Das bedeutet für Politiker ein Umdenken, das reine wiederholen von Floskeln hilft hier nichts. Hier ist Diskussion gefragt und das ohne dem Puffer Zeitungen, Fernsehen, usw. Das wirft natürlich Probleme auf, denn „on the Internet nobody knows that you are a dog“ (ein wunderschöner Cartoon) wobei man „dog“ auch durch „Politiker“ ersetzen kann. Obama versteht das sehr gut und hat ein „Gspür“ für die Mischung.

Wie glaubwürdig ist die Politik, wenn gleich nach dem Urnengang mit den Web-Aktivitäten aufgehört wird?

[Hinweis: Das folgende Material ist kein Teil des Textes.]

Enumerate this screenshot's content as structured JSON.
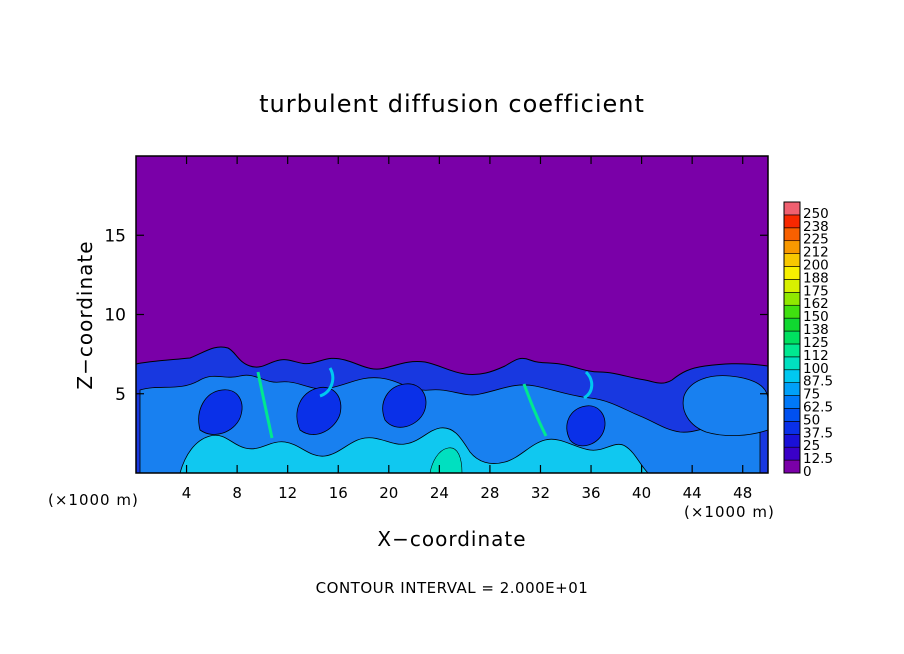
{
  "chart_data": {
    "type": "heatmap",
    "title": "turbulent diffusion coefficient",
    "xlabel": "X−coordinate",
    "ylabel": "Z−coordinate",
    "x_unit_left": "(×1000 m)",
    "x_unit_right": "(×1000 m)",
    "footer": "CONTOUR INTERVAL = 2.000E+01",
    "xlim": [
      0,
      50
    ],
    "ylim": [
      0,
      20
    ],
    "x_ticks": [
      4,
      8,
      12,
      16,
      20,
      24,
      28,
      32,
      36,
      40,
      44,
      48
    ],
    "y_ticks": [
      5,
      10,
      15
    ],
    "contour_interval": 20,
    "colorbar": {
      "levels": [
        "0",
        "12.5",
        "25",
        "37.5",
        "50",
        "62.5",
        "75",
        "87.5",
        "100",
        "112",
        "125",
        "138",
        "150",
        "162",
        "175",
        "188",
        "200",
        "212",
        "225",
        "238",
        "250"
      ],
      "colors": [
        "#7a00a8",
        "#3a00c8",
        "#1a10d8",
        "#0a30e8",
        "#0050f0",
        "#0078f8",
        "#00a0f8",
        "#00c8f0",
        "#00e0c0",
        "#00e890",
        "#00e060",
        "#10d830",
        "#40e010",
        "#90e800",
        "#d8f000",
        "#f8f000",
        "#f8c800",
        "#f89800",
        "#f86000",
        "#f82800",
        "#f06070"
      ]
    },
    "field_description_values": {
      "background_value": 0,
      "turbulent_layer_top_km": 7
    }
  }
}
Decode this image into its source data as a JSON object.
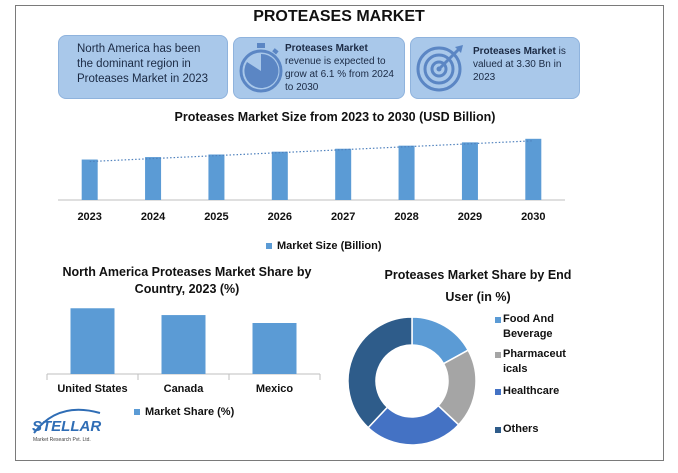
{
  "title": "PROTEASES MARKET",
  "info_boxes": [
    {
      "text": "North America has been the dominant region in Proteases Market in 2023"
    },
    {
      "bold": "Proteases Market",
      "text": " revenue is expected to grow at 6.1 % from 2024 to 2030",
      "icon": "stopwatch-icon"
    },
    {
      "bold": "Proteases Market",
      "text": " is valued at 3.30 Bn in 2023",
      "icon": "target-icon"
    }
  ],
  "colors": {
    "bar": "#5b9bd5",
    "box": "#a9c8ea",
    "pie": [
      "#5b9bd5",
      "#a5a5a5",
      "#4472c4",
      "#2e5c8a"
    ]
  },
  "chart_data": [
    {
      "type": "bar",
      "title": "Proteases Market Size from 2023 to 2030 (USD Billion)",
      "categories": [
        "2023",
        "2024",
        "2025",
        "2026",
        "2027",
        "2028",
        "2029",
        "2030"
      ],
      "series": [
        {
          "name": "Market Size (Billion)",
          "values": [
            3.3,
            3.5,
            3.71,
            3.94,
            4.18,
            4.43,
            4.7,
            4.99
          ]
        }
      ],
      "trendline": true,
      "ylim": [
        0,
        5.3
      ]
    },
    {
      "type": "bar",
      "title": "North America Proteases Market  Share by Country, 2023 (%)",
      "categories": [
        "United States",
        "Canada",
        "Mexico"
      ],
      "series": [
        {
          "name": "Market Share (%)",
          "values": [
            58,
            52,
            45
          ]
        }
      ],
      "ylim": [
        0,
        60
      ]
    },
    {
      "type": "pie",
      "title": "Proteases Market Share by End User  (in %)",
      "labels": [
        "Food And Beverage",
        "Pharmaceuticals",
        "Healthcare",
        "Others"
      ],
      "legend_lines": [
        [
          "Food And",
          "Beverage"
        ],
        [
          "Pharmaceut",
          "icals"
        ],
        [
          "Healthcare"
        ],
        [
          "Others"
        ]
      ],
      "values": [
        17,
        20,
        25,
        38
      ],
      "legend": "right"
    }
  ],
  "logo": {
    "name": "STELLAR",
    "sub": "Market Research Pvt. Ltd."
  }
}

KOSSATZ: Das ist ein großes Problem und zeigt das Mißverständnis der Politik vom Internet. Spannend dazu die Antwort eines SPD-Poltikers im Deutschen Fernsehen während der US-Wahlnacht. Er wurde gefragt, welche Rolle das Internet im kommenden deutschen Wahlkampf haben werde. Seine Antwort: „Bis dahin wird wohl jeder Politiker eine Homepage haben müssen, spätestens 2013“.
Das ist natürlich die falsche Einstellung. Auch sieht man das in Österreich nach dem 28. September (fast) alle Aktivitäten im Web2.9 wieder eingestellt wurden (mit Ausnahme der Politiker und Parteien, die schon seit Jahren im Web2.0 aktiv sind). Hier liegen wohl Österreich (bzw. Teile Europas) rund vier Jahre hinter den USA.
Kleines Beispiel: bis 28. September hat Herr Molterer überall seine Homepage und seine E-Mail-Adresse plakatiert. Wenn man jetzt auf der Parlament-Seite (für mich DIE Ansprechstation um unsere 183, in ihrer Entscheidung unabhängigen, Parlamentarier zu kontaktieren) seine Kontaktadresse sucht, findet man nur noch die E-Mail-Adresse seiner Sekretärin. Das kann es doch nicht sein, oder? Unabhängig davon, wer jetzt die E-Mail beantwortet, will ich doch wenigstens das Gefühl haben, dass sie direkt an die für mich im Parlament sitzende Person geht. Wer wirklich glaubt, dass die Wähler das nicht merken, wird wohl bald das nachsehen haben.